DOPAMINERGIC MODULATION OF EXCITOTOXICITY IN RAT STRIATUM - EVIDENCE FROM NIGROSTRIATAL LESIONS

Considerable evidence indicates that dopamine may, under certain circumstances, play a role in the mediation of central nervous system tissue damage. Furthermore, recent studies suggest a synergistic role between the neurotoxic effects of excitatory amino acids and dopamine. To address this issue, rats received a unilateral injection of 6-hydroxydopamine or vehicle into the medial forebrain bundle.
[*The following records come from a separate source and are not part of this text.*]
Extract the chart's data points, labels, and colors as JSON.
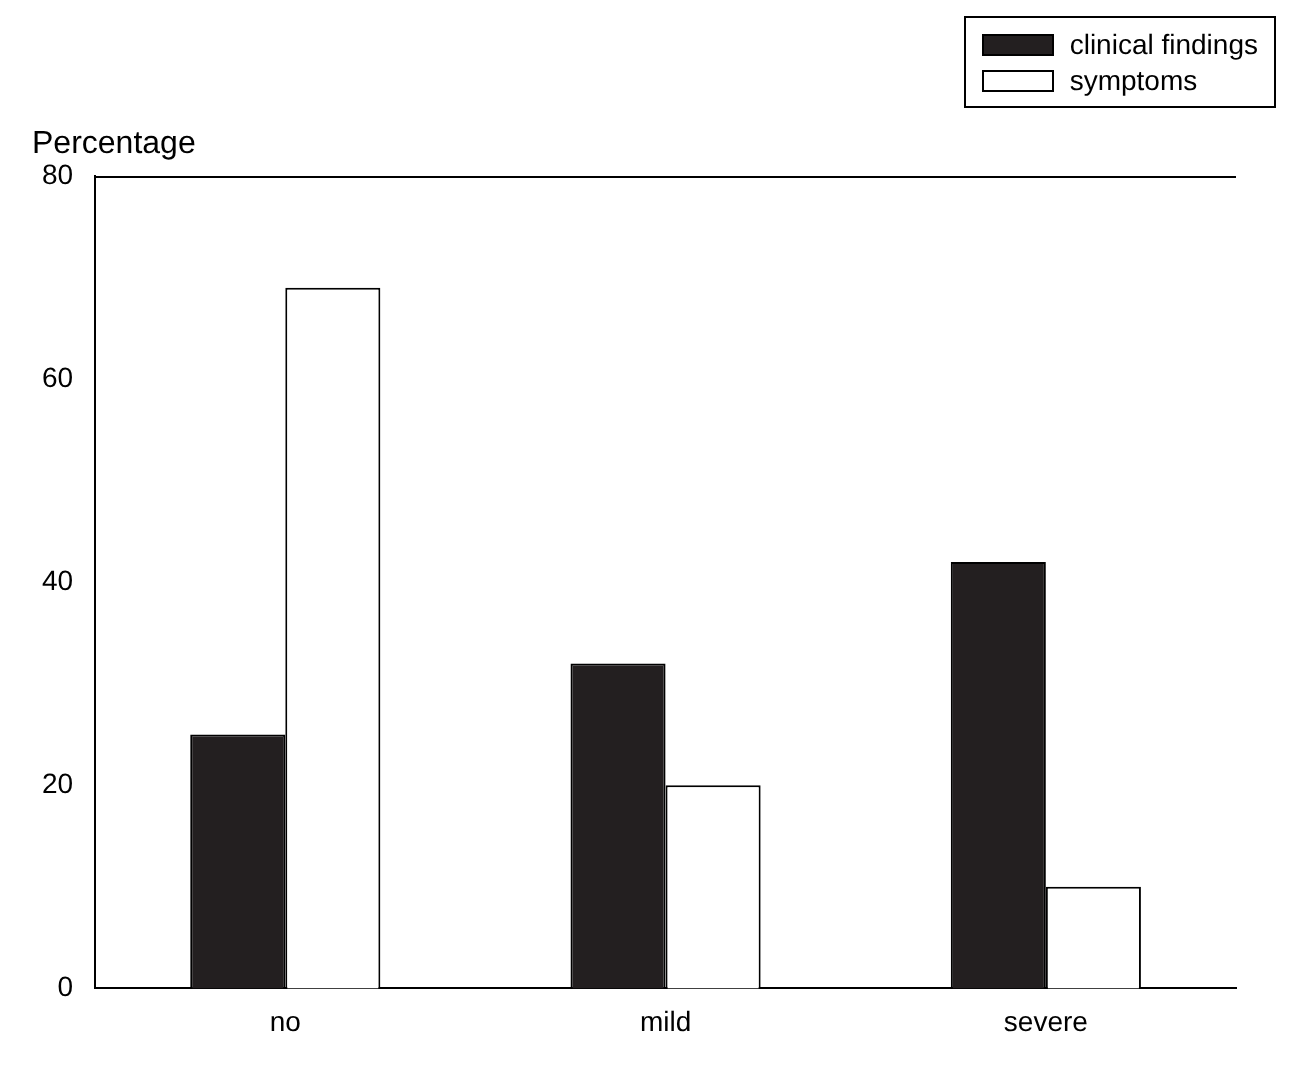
{
  "chart_data": {
    "type": "bar",
    "ylabel": "Percentage",
    "categories": [
      "no",
      "mild",
      "severe"
    ],
    "series": [
      {
        "name": "clinical findings",
        "color": "#231f20",
        "values": [
          25,
          32,
          42
        ]
      },
      {
        "name": "symptoms",
        "color": "#ffffff",
        "values": [
          69,
          20,
          10
        ]
      }
    ],
    "ylim": [
      0,
      80
    ],
    "yticks": [
      0,
      20,
      40,
      60,
      80
    ],
    "grid": false,
    "legend": "top right"
  }
}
After recovery (18 days), both groups of animals received an ibotenic acid injection of the ipsilateral striatum. Seven days later the brains were removed and the size of the striatal lesion was assessed histologically and by means of receptor autoradiography. Regional analysis of profound D1 receptor loss was determined using [H-3]SCH 23390, and extent of astrocytic proliferation was examined using autoradiography with the peripheral benzodiazepine receptor ligand [H-3]R05-4864. Prior interruption of the nigrostriatal pathway (resulting in dopaminergic denervation of the ipsilateral striatum) partially protected this latter structure from subsequent injection of ibotenic acid (the extent of the lesion was reduced by 28%, P < .05). The findings indicate that endogenous dopamine release may modulate (and intensify) the excitotoxic effects of ibotenic acid.